Les leaders du camp d’Iridimi qui ont refusé d’intégrer ce système, ont brillé par leur absence à la rencontre que tenaient les autorités tchadiennes.

Pour l’administrateur associé, chargé de l’éducation au HCR Yankeu Yankeu Yanik d’autres facteurs expliquent cette résistance.

"Le système soudanais, c’est un enseignement par matière dès l’école primaire. Le système tchadien, c’est un enseignant par salle de classe. Donc, pour eux, c’est un élément qui est très lourd, mais on ne peut encourager le déploiement d’un système hybride. On préfère avoir un système sûr qui nous garantit un avenir meilleur pour nos enfants", explique Yankeu Yankeu Yanik.

Les diplômes obtenus au Tchad seraient-ils valorisés au Soudan au cas où, ces réfugiés décideraient de retourner chez eux et quels avantage pour les élèves réfugiés qui obtiendront leur baccalauréat à partir du Tchad ?
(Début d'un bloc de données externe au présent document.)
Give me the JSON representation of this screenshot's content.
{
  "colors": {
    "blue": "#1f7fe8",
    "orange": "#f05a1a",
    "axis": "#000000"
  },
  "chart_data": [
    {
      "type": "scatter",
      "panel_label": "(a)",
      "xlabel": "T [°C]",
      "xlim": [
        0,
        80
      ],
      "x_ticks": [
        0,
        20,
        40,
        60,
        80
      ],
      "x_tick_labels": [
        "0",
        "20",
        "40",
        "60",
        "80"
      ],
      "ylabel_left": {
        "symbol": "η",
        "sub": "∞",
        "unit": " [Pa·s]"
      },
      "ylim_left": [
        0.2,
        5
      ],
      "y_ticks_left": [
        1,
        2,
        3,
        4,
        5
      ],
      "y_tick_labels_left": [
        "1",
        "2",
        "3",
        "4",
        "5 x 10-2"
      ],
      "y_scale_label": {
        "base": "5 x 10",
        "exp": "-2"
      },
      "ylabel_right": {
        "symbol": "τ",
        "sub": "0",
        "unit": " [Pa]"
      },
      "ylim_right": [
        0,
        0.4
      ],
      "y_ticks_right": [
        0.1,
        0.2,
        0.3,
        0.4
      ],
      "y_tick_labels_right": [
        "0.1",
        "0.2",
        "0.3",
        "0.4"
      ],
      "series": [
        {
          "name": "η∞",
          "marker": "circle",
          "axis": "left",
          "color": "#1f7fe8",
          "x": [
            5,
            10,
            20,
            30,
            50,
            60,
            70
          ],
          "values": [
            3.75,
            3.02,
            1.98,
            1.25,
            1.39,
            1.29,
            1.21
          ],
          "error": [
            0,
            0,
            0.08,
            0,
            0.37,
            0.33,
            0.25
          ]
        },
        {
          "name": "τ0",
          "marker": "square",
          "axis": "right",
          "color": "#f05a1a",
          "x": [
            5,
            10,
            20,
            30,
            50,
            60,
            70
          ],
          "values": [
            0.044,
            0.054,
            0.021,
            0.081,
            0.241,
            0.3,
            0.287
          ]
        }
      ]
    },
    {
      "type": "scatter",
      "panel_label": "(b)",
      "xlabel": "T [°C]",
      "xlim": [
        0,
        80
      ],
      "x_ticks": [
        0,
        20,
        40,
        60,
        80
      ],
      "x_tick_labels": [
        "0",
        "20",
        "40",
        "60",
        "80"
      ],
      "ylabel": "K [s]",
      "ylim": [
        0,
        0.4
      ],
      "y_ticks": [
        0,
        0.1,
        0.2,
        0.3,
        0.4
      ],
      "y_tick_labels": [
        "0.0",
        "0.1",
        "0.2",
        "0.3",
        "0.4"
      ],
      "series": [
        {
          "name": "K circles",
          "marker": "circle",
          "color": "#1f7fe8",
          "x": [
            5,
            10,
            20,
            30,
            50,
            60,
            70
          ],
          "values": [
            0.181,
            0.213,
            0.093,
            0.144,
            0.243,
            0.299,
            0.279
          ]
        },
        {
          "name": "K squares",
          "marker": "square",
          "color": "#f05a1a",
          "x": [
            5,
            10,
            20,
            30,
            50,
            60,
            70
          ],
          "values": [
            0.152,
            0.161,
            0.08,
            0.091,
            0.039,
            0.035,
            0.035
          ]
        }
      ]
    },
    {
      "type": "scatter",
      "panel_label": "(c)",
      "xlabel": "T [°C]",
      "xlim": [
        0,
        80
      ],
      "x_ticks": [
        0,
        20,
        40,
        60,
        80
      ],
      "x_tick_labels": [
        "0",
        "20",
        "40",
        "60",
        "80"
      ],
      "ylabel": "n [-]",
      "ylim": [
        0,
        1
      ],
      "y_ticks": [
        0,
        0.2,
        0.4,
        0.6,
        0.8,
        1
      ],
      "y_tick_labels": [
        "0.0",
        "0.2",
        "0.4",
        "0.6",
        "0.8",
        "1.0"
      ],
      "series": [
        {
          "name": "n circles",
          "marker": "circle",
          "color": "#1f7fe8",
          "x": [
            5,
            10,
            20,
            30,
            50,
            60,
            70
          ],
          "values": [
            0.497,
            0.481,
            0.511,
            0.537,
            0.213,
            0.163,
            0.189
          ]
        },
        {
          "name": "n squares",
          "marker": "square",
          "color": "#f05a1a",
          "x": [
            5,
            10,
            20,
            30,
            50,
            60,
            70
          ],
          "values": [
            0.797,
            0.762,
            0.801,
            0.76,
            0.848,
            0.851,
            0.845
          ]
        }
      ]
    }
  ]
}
"Cela a fait l’objet d’une signature d’accord entre le HCR, l’Unicef, l’Unesco, l’Etat tchadien et l’Etat soudanais pour qu’en cas de rapatriement volontaire, le diplôme obtenu ici puisse être reconnu au niveau du Soudan en termes de valorisation. Les réfugiées qui vont en réinstallation par exemple, le bac tchadien étant international, n’auront pas de problème à poursuivre leurs études. Nous avons actuellement une bourse offerte par le gouvernement allemand qui a permis à avoir les premiers Soudanais - ils étaient neuf - qui ont terminé et qui ont obtenu leur diplôme. Actuellement, au Tchad, il y a encore 40 étudiants qui poursuivent cette bourse. C’est une solution qui permet de répondre aux étudiants des parents les plus pauvres", souligne Yankeu Yankeu Yanik.